En retrospectiva, los fundadores sienten que todo se dio en el justo tiempo: empezaron el proyecto en una edad ideal, con muchas energías y con ganas de apostar en la idea hasta que fuera rentable, solo invirtieron 500 dólares, y obtuvieron un primer subsidio que les permitió adquirir herramientas y tecnología para aplicar a la producción de los instrumentos.  Esa época la llaman “de supervivencia” por lo que todos los emprendedores pasan al inicio: identificar al cliente, lograr un buen flujo de fondos para poder producir, encontrarse con una realidad que es diferente de la planificada o soñada en la mente.

Durante estos años lograron equilibrar la estructura productiva, lograr tranquilidad económica e individualizar las épocas fuertes del año: día del niño y fiestas de fin de año. 

Además de la producción, incorporaron el desarrollo de servicios a organizaciones, logrando unir a los chicos con la música a través de instalaciones sonoras, el año pasado realizaron un montaje para el Ministerio de espacio verde del gobierno de la Ciudad con la palabra MÚSICA (2,20 metros de alto por 14 metros de ancho) frente al obelisco, cada una de las letras tenían sonoridad diferente.

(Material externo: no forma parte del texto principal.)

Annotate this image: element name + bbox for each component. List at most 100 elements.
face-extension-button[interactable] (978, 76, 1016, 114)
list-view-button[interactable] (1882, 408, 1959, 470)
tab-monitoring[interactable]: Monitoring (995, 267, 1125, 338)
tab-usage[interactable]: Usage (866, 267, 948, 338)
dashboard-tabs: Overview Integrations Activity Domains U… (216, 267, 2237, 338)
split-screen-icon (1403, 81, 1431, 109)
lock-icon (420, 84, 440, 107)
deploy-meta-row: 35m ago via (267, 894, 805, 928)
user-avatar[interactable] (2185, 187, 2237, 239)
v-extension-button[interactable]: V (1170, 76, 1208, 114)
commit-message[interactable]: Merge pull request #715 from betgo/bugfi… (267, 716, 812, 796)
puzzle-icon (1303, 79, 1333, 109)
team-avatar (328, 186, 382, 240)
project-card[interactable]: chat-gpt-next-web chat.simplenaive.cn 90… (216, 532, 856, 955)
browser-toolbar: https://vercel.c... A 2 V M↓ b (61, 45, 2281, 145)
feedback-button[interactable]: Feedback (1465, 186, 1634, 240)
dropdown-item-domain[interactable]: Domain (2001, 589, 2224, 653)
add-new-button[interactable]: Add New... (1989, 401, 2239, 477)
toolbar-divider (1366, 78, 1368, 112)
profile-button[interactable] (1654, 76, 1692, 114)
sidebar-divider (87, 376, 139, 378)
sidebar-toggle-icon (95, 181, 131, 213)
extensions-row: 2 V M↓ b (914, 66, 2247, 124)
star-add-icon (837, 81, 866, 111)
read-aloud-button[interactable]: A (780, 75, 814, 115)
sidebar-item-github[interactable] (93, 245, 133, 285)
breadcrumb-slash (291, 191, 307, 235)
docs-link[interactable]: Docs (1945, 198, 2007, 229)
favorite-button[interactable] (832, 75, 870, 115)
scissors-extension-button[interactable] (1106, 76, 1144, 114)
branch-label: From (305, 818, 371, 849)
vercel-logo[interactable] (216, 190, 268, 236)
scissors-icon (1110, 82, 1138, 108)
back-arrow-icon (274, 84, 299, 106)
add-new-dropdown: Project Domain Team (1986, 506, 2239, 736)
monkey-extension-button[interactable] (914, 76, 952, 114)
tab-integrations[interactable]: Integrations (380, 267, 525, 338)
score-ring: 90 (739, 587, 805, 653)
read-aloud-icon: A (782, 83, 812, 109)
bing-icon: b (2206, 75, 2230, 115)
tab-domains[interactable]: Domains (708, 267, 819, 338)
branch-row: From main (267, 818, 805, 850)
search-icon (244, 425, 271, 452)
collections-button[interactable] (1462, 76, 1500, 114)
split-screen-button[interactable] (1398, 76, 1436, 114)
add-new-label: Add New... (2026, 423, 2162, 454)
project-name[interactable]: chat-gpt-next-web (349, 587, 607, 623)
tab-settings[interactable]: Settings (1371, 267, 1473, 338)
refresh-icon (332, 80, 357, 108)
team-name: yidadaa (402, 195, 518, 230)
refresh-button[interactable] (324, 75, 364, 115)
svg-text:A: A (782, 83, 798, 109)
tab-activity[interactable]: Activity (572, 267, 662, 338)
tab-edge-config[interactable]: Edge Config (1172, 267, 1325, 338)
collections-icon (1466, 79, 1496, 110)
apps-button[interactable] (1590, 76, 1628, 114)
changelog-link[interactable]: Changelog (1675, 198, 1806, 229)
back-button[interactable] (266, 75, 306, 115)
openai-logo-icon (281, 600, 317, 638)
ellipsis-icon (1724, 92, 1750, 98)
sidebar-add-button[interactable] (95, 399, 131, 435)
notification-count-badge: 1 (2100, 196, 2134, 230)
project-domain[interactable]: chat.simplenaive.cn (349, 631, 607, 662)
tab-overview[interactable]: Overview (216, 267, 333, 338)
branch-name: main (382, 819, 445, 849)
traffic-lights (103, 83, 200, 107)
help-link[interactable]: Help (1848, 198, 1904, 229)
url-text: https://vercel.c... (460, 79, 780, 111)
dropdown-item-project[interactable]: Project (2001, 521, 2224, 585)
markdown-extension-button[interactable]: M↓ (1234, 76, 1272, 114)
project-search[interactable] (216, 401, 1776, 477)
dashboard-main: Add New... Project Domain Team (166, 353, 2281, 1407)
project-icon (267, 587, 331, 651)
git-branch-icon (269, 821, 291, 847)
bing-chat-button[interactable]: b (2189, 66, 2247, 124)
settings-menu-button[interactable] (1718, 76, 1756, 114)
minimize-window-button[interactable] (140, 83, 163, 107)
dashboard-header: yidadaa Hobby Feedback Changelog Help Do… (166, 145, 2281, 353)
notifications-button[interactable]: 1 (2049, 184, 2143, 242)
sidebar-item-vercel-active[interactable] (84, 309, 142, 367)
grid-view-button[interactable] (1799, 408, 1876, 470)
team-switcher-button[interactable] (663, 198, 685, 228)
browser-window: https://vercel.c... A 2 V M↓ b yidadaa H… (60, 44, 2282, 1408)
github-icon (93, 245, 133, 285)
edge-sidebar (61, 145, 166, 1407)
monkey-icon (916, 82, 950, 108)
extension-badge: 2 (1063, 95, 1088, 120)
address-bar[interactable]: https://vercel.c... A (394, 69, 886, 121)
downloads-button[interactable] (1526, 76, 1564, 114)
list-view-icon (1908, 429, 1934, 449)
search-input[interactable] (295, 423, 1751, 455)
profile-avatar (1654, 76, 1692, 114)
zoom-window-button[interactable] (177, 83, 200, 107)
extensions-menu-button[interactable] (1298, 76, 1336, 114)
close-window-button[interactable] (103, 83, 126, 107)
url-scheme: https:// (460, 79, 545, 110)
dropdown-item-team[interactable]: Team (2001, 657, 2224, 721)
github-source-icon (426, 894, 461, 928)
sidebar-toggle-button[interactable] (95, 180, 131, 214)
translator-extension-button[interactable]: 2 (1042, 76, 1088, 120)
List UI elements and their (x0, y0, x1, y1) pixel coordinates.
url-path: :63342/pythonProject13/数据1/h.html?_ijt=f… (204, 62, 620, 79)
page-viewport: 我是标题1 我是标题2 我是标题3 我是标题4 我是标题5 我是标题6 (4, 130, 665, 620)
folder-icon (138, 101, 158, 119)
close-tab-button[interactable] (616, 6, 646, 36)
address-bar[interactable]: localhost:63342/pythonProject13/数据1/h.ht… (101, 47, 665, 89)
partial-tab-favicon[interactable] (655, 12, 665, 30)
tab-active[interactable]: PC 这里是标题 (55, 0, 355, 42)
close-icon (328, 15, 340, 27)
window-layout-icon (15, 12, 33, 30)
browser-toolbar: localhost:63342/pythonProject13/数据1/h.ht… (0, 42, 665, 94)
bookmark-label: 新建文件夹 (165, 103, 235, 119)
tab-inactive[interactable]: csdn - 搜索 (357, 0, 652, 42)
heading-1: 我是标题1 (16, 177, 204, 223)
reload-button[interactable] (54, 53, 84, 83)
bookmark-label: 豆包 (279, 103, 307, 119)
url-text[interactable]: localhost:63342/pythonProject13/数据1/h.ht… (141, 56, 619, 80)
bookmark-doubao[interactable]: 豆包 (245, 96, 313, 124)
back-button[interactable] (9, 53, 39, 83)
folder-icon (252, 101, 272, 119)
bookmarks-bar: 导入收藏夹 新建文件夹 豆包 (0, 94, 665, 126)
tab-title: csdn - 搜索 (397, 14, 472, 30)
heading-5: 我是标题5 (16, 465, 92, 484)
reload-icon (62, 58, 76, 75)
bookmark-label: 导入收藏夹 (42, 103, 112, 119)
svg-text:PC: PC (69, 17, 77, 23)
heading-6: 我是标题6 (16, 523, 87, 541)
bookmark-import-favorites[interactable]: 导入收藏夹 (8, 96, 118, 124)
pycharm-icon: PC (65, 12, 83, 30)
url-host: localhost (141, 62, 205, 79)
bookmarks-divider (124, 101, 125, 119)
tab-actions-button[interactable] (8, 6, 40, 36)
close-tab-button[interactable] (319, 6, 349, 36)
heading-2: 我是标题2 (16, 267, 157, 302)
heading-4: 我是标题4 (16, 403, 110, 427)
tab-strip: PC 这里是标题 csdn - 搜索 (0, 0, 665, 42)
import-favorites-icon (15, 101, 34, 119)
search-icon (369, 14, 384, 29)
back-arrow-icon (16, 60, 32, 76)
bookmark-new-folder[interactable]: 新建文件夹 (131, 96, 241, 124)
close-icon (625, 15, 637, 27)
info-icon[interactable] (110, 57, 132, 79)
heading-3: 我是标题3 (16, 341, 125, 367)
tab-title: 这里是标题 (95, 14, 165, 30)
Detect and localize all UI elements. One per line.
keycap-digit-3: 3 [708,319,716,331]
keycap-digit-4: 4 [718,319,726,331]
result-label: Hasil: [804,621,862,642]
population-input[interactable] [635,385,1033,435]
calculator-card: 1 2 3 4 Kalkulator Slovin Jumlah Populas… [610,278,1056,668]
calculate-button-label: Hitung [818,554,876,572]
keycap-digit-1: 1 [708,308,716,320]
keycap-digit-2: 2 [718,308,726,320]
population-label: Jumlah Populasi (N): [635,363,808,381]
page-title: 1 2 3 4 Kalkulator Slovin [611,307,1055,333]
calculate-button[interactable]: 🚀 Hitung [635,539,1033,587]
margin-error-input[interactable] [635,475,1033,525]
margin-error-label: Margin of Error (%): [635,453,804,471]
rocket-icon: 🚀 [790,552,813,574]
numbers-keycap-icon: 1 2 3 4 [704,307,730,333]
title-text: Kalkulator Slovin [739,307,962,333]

¿Cuáles son los proyectos para este año?

Los fundadores de Minimento están trabajando en la edición de su primer colección de CD musicales propios, continúan con su show musical TODO SUENA, participaron de Living de emprendedores, el evento de networking mensual que se desarrolla en el Cultural San Martín, en donde dieron algunos tips para quienes quieran emprender:

“Que lo intenten. Que visualicen muy bien dónde está su mercado. Que sepan que no es nada fácil crear una empresa en Argentina. Que tengan paciencia. Que le pongan mucho esfuerzo y cabeza, que en algún momento se empieza a cosechar lo que se sembró”, aconsejó Pablo Genoud.

“Hay una visión rosada del emprendimiento, y no siempre es así. Aparte, hay que tener cuidado con el entorno que espera que el éxito sea instantáneo. Cuando comenzás hay un millón de trabas, te piden productos que estén avalados por alguien, no es fácil. Es necesario perseverar, adaptarse y tener cintura. Pero vale la pena el esfuerzo por hacer algo que te gusta, por brindar un aporte creativo y la satisfacción personal que termina dándote”, recomendó Mercedes Insausti

¿Cómo lograron mantenerse en el tiempo?

Mercedes nos cuenta que las relaciones entre socios no son fáciles, volviendo a que se concibe al emprendimiento como rosado, de hecho muchos nuevos proyectos fracasan porque los socios se terminan separando. Y es verdad, a veces uno quiere ir para un lado, el otro para otro lado.  Ellos han pasado por muchas discusiones, pero finalmente consiguen acuerdos. 

También fueron perseverantes: decidieron decirle no a otras oportunidades profesionales y dedicarse 100% a Minimento

Hoy los productos de Minimento, entre los que se encuentran objetos para regalos empresariales, tienen presencia en diversos lugares del mundo: toda Argentina, España, Uruguay, Paraguay, Ecuador, Panamá y quieren seguir expandiendo su presencia en nuevos países.